“Virginia Tech’s recently rebuilt Mac supercomputer has squeezed out a few more teraflops, but it probably won’t be able to keep its top-five world ranking. Released Tuesday, the 12.25-teraflops benchmark would put System X in fourth place in the world ratings, but it will probably be surpassed by new supercomputers from NASA, IBM and others,” Leander Kahney reports for Wired News. “The new top 500 list will be released in November at the SuperComputing 2004 conference in Pittsburgh. The Mac-based System X was rated the third-fastest machine on the planet last November.”
“Jack Dongarra, a computer science professor at University of Tennessee and one of the compilers of the top 500 list, said System X may fall even further. ‘It’s not clear it will be in the top 10 for the next list,’ he said,” Kahney reports. “System X is still the fastest academic supercomputer, but will likely get bumped into sixth or seventh position by bigger — and much more expensive — machines, Varadarajan said. ‘We expect to be in the top 10,’ said Varadarajan. ‘Where, we don’t know.

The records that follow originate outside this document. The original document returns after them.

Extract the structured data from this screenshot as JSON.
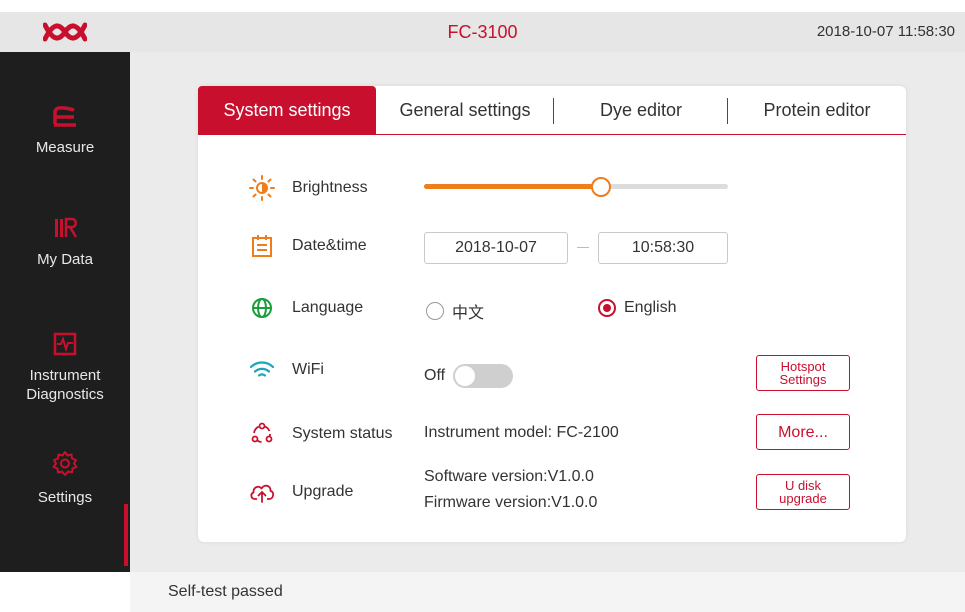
{
  "header": {
    "title": "FC-3100",
    "datetime": "2018-10-07  11:58:30",
    "logo": "brand-logo"
  },
  "sidebar": {
    "items": [
      {
        "label": "Measure",
        "icon": "measure-icon"
      },
      {
        "label": "My Data",
        "icon": "my-data-icon"
      },
      {
        "label": "Instrument Diagnostics",
        "icon": "diagnostics-icon"
      },
      {
        "label": "Settings",
        "icon": "settings-icon",
        "active": true
      }
    ]
  },
  "tabs": [
    {
      "label": "System settings",
      "active": true
    },
    {
      "label": "General settings"
    },
    {
      "label": "Dye editor"
    },
    {
      "label": "Protein editor"
    }
  ],
  "settings": {
    "brightness": {
      "label": "Brightness",
      "value": 0.58
    },
    "datetime": {
      "label": "Date&time",
      "date": "2018-10-07",
      "time": "10:58:30"
    },
    "language": {
      "label": "Language",
      "options": [
        "中文",
        "English"
      ],
      "selected": "English"
    },
    "wifi": {
      "label": "WiFi",
      "state": "Off",
      "hotspot_button": "Hotspot Settings"
    },
    "system_status": {
      "label": "System status",
      "model": "Instrument model: FC-2100",
      "more_button": "More..."
    },
    "upgrade": {
      "label": "Upgrade",
      "software": "Software version:V1.0.0",
      "firmware": "Firmware version:V1.0.0",
      "button": "U disk upgrade"
    }
  },
  "statusbar": {
    "text": "Self-test passed"
  },
  "colors": {
    "accent": "#c8102e",
    "slider": "#ee7d1a",
    "sidebar": "#1e1e1e",
    "wifi": "#1aa6b7",
    "language": "#1a9e3a"
  }
}
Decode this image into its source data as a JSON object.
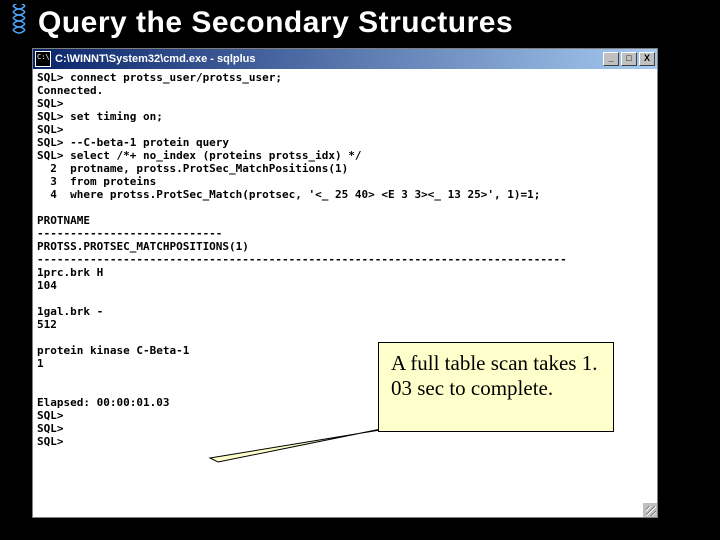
{
  "slide": {
    "title": "Query the Secondary Structures"
  },
  "window": {
    "title": "C:\\WINNT\\System32\\cmd.exe - sqlplus",
    "buttons": {
      "min": "_",
      "max": "□",
      "close": "X"
    }
  },
  "terminal": {
    "text": "SQL> connect protss_user/protss_user;\nConnected.\nSQL>\nSQL> set timing on;\nSQL>\nSQL> --C-beta-1 protein query\nSQL> select /*+ no_index (proteins protss_idx) */\n  2  protname, protss.ProtSec_MatchPositions(1)\n  3  from proteins\n  4  where protss.ProtSec_Match(protsec, '<_ 25 40> <E 3 3><_ 13 25>', 1)=1;\n\nPROTNAME\n----------------------------\nPROTSS.PROTSEC_MATCHPOSITIONS(1)\n--------------------------------------------------------------------------------\n1prc.brk H\n104\n\n1gal.brk -\n512\n\nprotein kinase C-Beta-1\n1\n\n\nElapsed: 00:00:01.03\nSQL>\nSQL>\nSQL>"
  },
  "callout": {
    "text": "A full table scan takes 1. 03 sec to complete."
  }
}
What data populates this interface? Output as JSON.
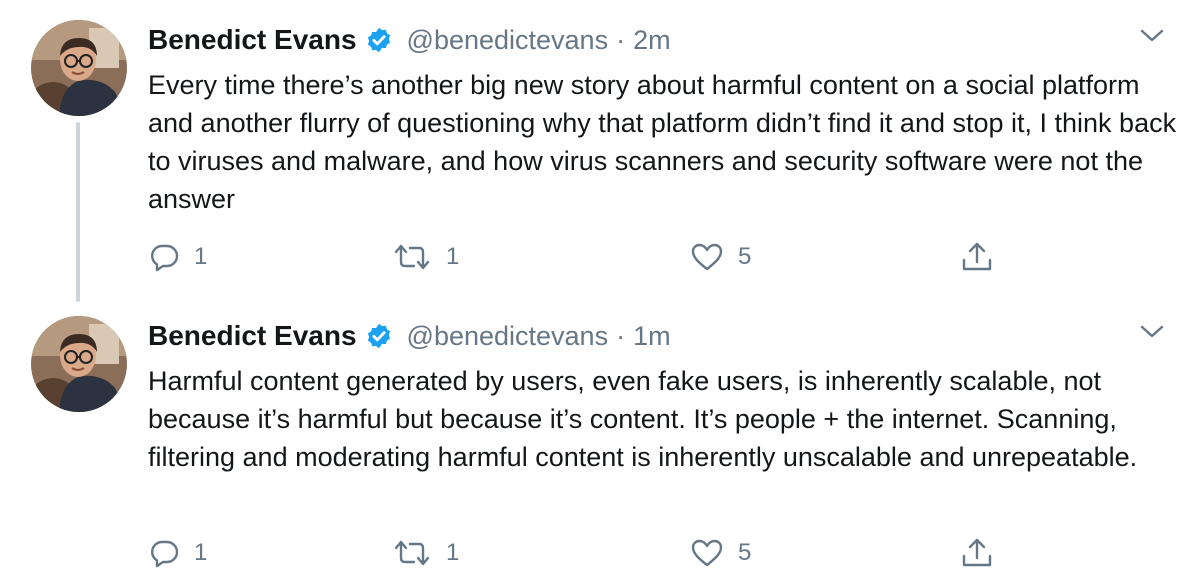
{
  "colors": {
    "text": "#14171a",
    "secondary": "#657786",
    "verified": "#1da1f2",
    "thread_line": "#cdd5dc"
  },
  "icons": {
    "verified": "verified-badge-icon",
    "menu": "chevron-down-icon",
    "reply": "reply-icon",
    "retweet": "retweet-icon",
    "like": "heart-icon",
    "share": "share-icon"
  },
  "tweets": [
    {
      "author": "Benedict Evans",
      "handle": "@benedictevans",
      "separator": "·",
      "time": "2m",
      "text": "Every time there’s another big new story about harmful content on a social platform and another flurry of questioning why that platform didn’t find it and stop it, I think back to viruses and malware, and how virus scanners and security software were not the answer",
      "replies": "1",
      "retweets": "1",
      "likes": "5"
    },
    {
      "author": "Benedict Evans",
      "handle": "@benedictevans",
      "separator": "·",
      "time": "1m",
      "text": "Harmful content generated by users, even fake users, is inherently scalable, not because it’s harmful but because it’s content. It’s people + the internet. Scanning, filtering and moderating harmful content is inherently unscalable and unrepeatable.",
      "replies": "1",
      "retweets": "1",
      "likes": "5"
    }
  ]
}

Top five is not possible, probably. We really don’t know where we’ll show up. There’s always an October surprise. Last year, we were the October surprise. This year, it will probably be someone else. Every year, someone pops up.'”
Kahney reports, “Varadarajan said System X is still the cheapest supercomputer by a very large margin. Varadarajan said competing systems cost $20 million and up, compared to System X’s approximately $5.8 million price tag ($5.2 million for the initial machines, and $600,000 for the Xserve upgrade).”